On congèle - les pois mange-tout, les zuchinis et les aubergines en ratatouille-, on transforme - les groseilles en gelée- et on donne - la laitue, les concombres, l'ail.

Et dans la ruelle...

Aux antipodes des grands espaces campagnards, Lorraine Boisvenue incarne l'optimisation potagère d'une surface minérale «mouchoir de poche». Elle jardine bio dans quelque 70 pots cordés serrés sur la galerie et la place de stationnement de bitume, à l'arrière du logement qu'elle habite avec son compagnon, Alfred, rue Berri, dans Villeray.

Bras émergeant de la verdure, Lorraine vous presse de goûter cette tomate  raisin de corinthe» blanche, puis une tomate-cerise noire, une autre jaune et une tomate cerise «Sprite», toutes savoureuses, toutes uniques, dont les surplus font des soupes incomparables. Et cette tomate «vigne-de-la-paix»: «je ne sais pas d'où vient le nom mais c'est poétique!» «J'aime essayer de nouvelles choses chaque année, dit cette fée des légumes. Cet été, j'ai des petits épis de maïs asiatiques.»

Tapies au sein de deux allées lilliputiennes, une débauche de fines herbes -thym rampant, au citron, anglais, à l'orange, français, quatre variétés de sauge, origan grec, doré, italien, livèche, trois variétés de basilic, cerfeuil, coriandre, romarin, pimprenelle- et des aubergines.

D'un côté, les plants en pots verdissent l'escalier des voisins.
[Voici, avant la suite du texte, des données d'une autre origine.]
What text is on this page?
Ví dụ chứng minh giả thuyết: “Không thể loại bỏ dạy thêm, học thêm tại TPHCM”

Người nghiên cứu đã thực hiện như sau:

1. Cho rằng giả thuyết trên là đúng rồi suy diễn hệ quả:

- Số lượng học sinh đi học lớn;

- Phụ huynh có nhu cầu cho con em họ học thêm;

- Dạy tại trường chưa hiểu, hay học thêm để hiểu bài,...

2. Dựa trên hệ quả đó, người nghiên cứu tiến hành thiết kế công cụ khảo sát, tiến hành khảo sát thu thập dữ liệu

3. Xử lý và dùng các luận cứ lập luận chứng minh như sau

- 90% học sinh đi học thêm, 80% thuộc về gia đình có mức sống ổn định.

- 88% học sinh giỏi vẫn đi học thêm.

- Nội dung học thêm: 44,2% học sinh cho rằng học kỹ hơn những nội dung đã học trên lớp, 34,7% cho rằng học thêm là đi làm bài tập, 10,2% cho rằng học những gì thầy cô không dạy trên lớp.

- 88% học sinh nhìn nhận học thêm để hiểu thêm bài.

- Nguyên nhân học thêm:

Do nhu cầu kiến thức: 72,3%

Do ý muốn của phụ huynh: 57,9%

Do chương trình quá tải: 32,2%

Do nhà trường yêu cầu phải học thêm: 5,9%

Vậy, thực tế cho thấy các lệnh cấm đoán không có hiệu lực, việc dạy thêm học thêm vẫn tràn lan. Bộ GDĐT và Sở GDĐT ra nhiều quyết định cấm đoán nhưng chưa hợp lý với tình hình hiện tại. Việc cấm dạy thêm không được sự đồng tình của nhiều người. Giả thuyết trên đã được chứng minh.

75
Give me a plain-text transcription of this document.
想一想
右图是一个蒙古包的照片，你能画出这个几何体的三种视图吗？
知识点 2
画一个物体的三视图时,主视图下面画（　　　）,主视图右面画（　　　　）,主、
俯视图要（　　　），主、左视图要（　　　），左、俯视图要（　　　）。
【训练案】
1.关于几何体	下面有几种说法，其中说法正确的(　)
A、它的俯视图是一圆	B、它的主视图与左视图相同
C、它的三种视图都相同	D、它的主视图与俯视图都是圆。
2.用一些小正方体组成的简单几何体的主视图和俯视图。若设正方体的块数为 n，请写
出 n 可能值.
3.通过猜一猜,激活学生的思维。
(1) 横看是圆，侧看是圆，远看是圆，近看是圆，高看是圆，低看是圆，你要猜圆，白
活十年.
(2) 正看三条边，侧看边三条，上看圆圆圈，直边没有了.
De l'autre ils laissent tout juste passer le locataire du garage. Sur le garde-corps de la galerie et suspendus: basilic, laurier et bégonias (jolies fleurs dans les salades) sont rejoints par des plants de concombre qui n'ont rien à envier au haricot magique de Jack, grimpant allègrement sur des treillis achetés au magasin du dollar. Restée au ras du sol, une bette à carde («les gens confondent: ils me félicitent pour ma rhubarbe!») déploie ses larges feuilles veinées de rouge. Il faut environ une heure, le matin, pour arroser les plantes au boyau.

Au printemps, la table de cuisine se transforme en petite serre. Lorraine mélange l'ancienne terre avec de la farine de crabe et du compost marin (algues, krill et crevettes). L'été, les jeune mamans s'arrêtent pour donner des explications à leurs petits.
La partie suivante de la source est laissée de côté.